Related: Maple Leafs News & Rumors: O’Reilly, Rielly, Tavares & Schenn

Injuries Can Derail a Team’s Best Plans

This situation does demonstrate how luck, and how it relates to injuries, can derail the best of plans for an NHL team. Here was a situation where three of the Maple Leafs’ best players could have all been lost for an extended period.  

According to the betting site, there are presently over 120 of the 700 plus players, or close to 20%  of all the players in the NHL presently on each of the 32 teams “missing from action” lists   

While the list is comprised mostly of injured players it also lists players missing games for other reasons as well, such as Luke Schenn missing the game in New Jersey because of the recent birth of a child. 

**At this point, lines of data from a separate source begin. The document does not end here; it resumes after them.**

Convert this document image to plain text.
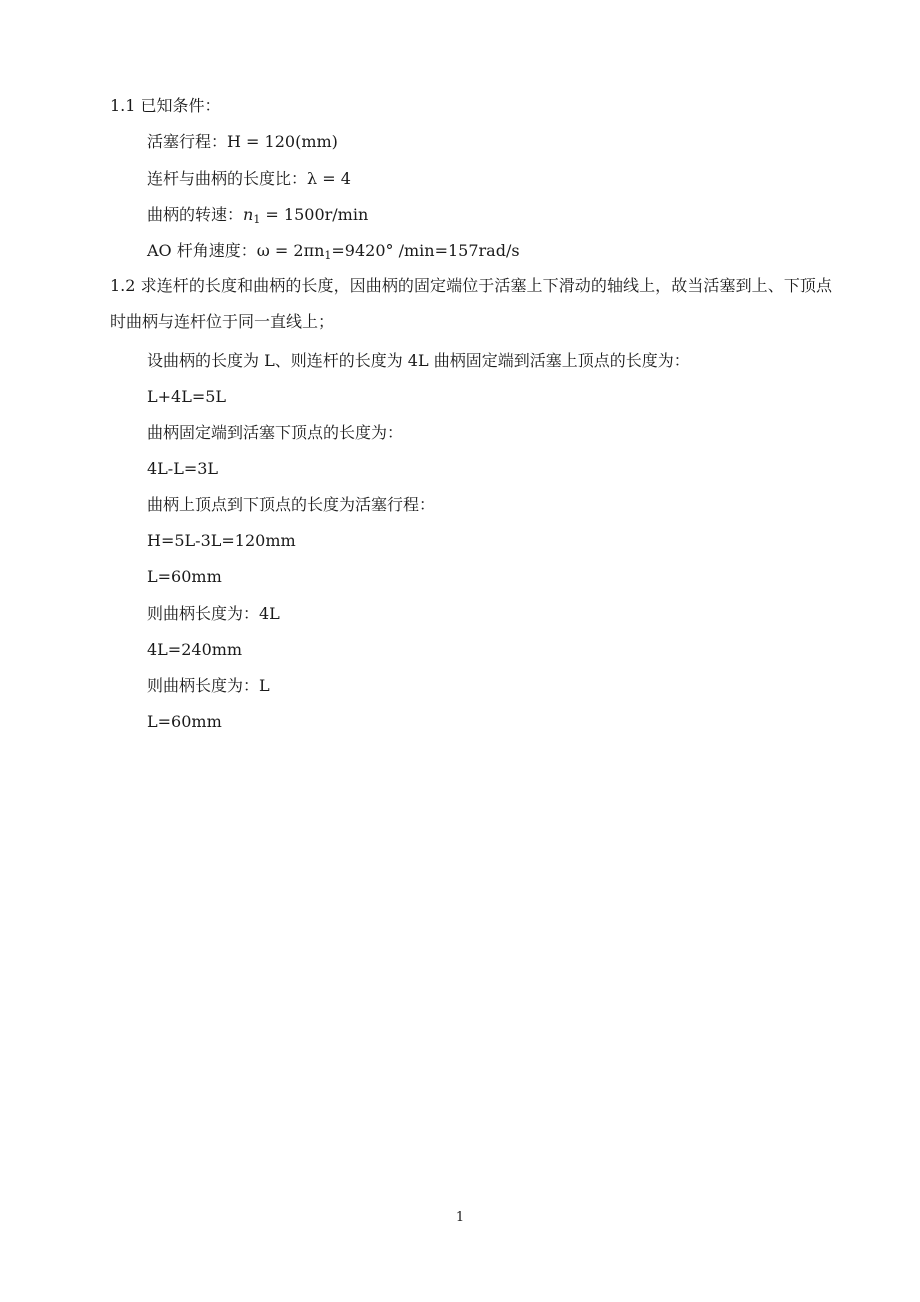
1.1 已知条件：
活塞行程：H = 120(mm)
连杆与曲柄的长度比：λ = 4
曲柄的转速：$n_1 = 1500r/\min$
AO 杆角速度：$\omega = 2\pi n_1=9420^\circ$ /min=157rad/s
1.2 求连杆的长度和曲柄的长度，因曲柄的固定端位于活塞上下滑动的轴线上，故当活塞到上、下顶点时曲柄与连杆位于同一直线上；
设曲柄的长度为 L、则连杆的长度为 4L 曲柄固定端到活塞上顶点的长度为：
L+4L=5L
曲柄固定端到活塞下顶点的长度为：
4L-L=3L
曲柄上顶点到下顶点的长度为活塞行程：
H=5L-3L=120mm
L=60mm
则曲柄长度为：4L
4L=240mm
则曲柄长度为：L
L=60mm
1
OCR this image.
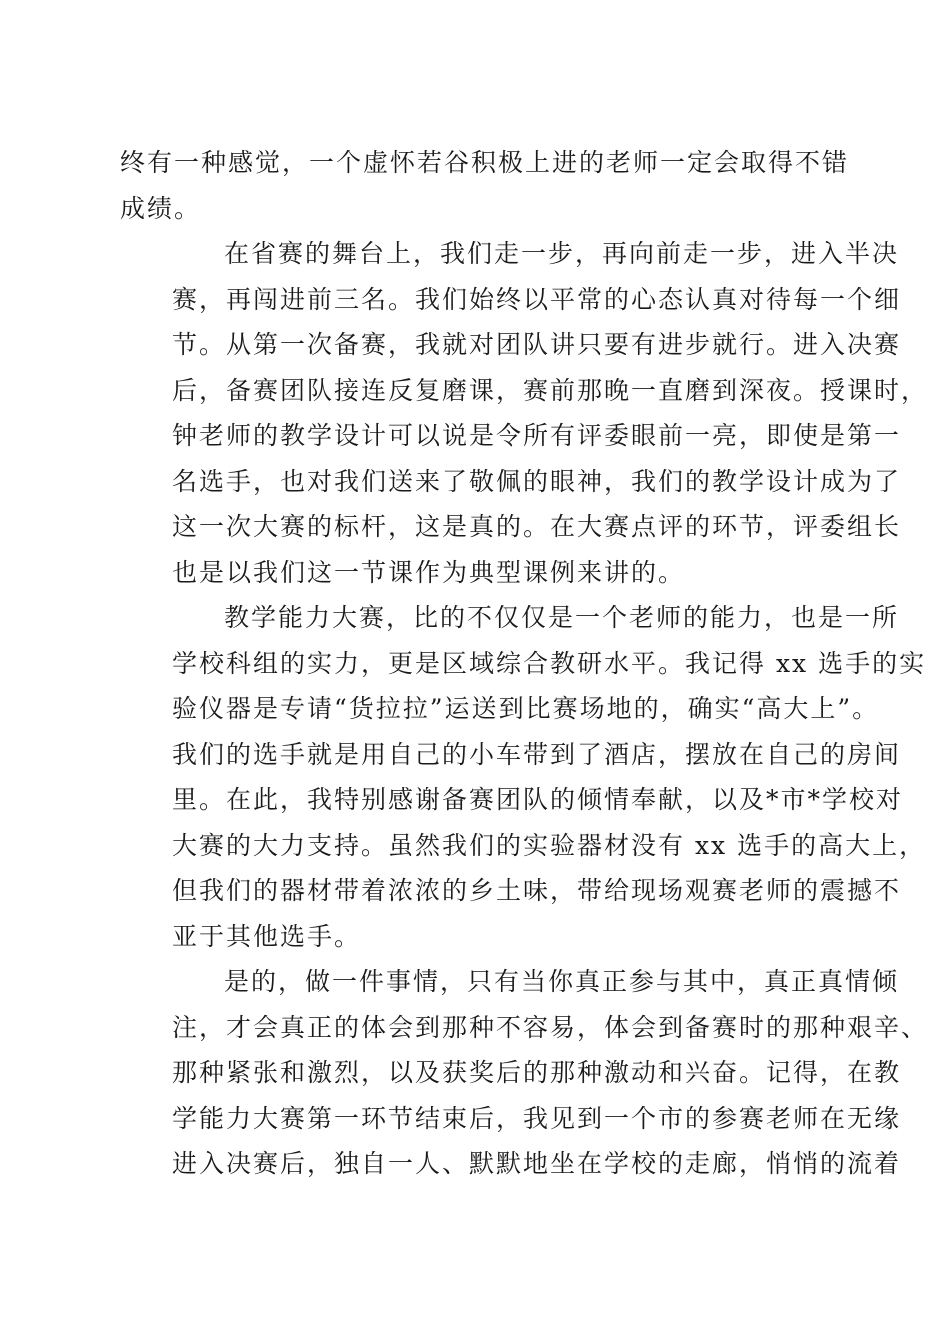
终有一种感觉，一个虚怀若谷积极上进的老师一定会取得不错
成绩。
在省赛的舞台上，我们走一步，再向前走一步，进入半决
赛，再闯进前三名。我们始终以平常的心态认真对待每一个细
节。从第一次备赛，我就对团队讲只要有进步就行。进入决赛
后，备赛团队接连反复磨课，赛前那晚一直磨到深夜。授课时，
钟老师的教学设计可以说是令所有评委眼前一亮，即使是第一
名选手，也对我们送来了敬佩的眼神，我们的教学设计成为了
这一次大赛的标杆，这是真的。在大赛点评的环节，评委组长
也是以我们这一节课作为典型课例来讲的。
教学能力大赛，比的不仅仅是一个老师的能力，也是一所
学校科组的实力，更是区域综合教研水平。我记得 xx 选手的实
验仪器是专请“货拉拉”运送到比赛场地的，确实“高大上”。
我们的选手就是用自己的小车带到了酒店，摆放在自己的房间
里。在此，我特别感谢备赛团队的倾情奉献，以及*市*学校对
大赛的大力支持。虽然我们的实验器材没有 xx 选手的高大上，
但我们的器材带着浓浓的乡土味，带给现场观赛老师的震撼不
亚于其他选手。
是的，做一件事情，只有当你真正参与其中，真正真情倾
注，才会真正的体会到那种不容易，体会到备赛时的那种艰辛、
那种紧张和激烈，以及获奖后的那种激动和兴奋。记得，在教
学能力大赛第一环节结束后，我见到一个市的参赛老师在无缘
进入决赛后，独自一人、默默地坐在学校的走廊，悄悄的流着
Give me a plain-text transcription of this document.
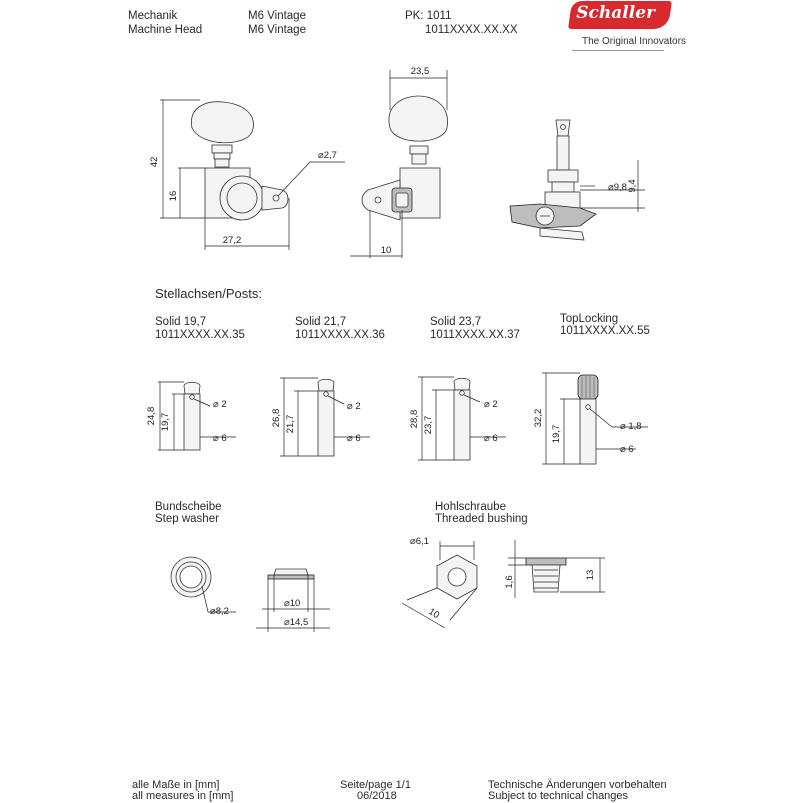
Mechanik
Machine Head
M6 Vintage
M6 Vintage
PK: 1011
1011XXXX.XX.XX
Schaller
The Original Innovators
27,2
42
16
⌀2,7
23,5
10
⌀9,8 9,4
24,8 19,7
⌀ 2
⌀ 6
26,8 21,7
⌀ 2
⌀ 6
28,8 23,7
⌀ 2
⌀ 6
32,2
19,7	⌀ 1,8
⌀ 6
⌀8,2
⌀10
⌀14,5
⌀6,1
10
1,6
13
Stellachsen/Posts:
Solid 19,7
1011XXXX.XX.35
Solid 21,7
1011XXXX.XX.36
Solid 23,7
1011XXXX.XX.37
TopLocking
1011XXXX.XX.55
Bundscheibe
Step washer
Hohlschraube
Threaded bushing
alle Maße in [mm]
all measures in [mm]
Seite/page 1/1
06/2018
Technische Änderungen vorbehalten
Subject to technical changes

The list does show how prevalent injuries are in the NHL, and how they are unavoidable in a game as physical as professional hockey.  

Although the Maple Leafs Luck Was Bad, It Might Have Been Worse

It does appear that luck was on the Maple Leafs’ side to some extent and that all three players will be available for the playoffs. That is until the next player, or players, get hurt.  That is not “if they get hurt”, but “when”.  

We have not seen the last injury of a Toronto Maple Leafs’ player this season. It is more a matter of who, and when.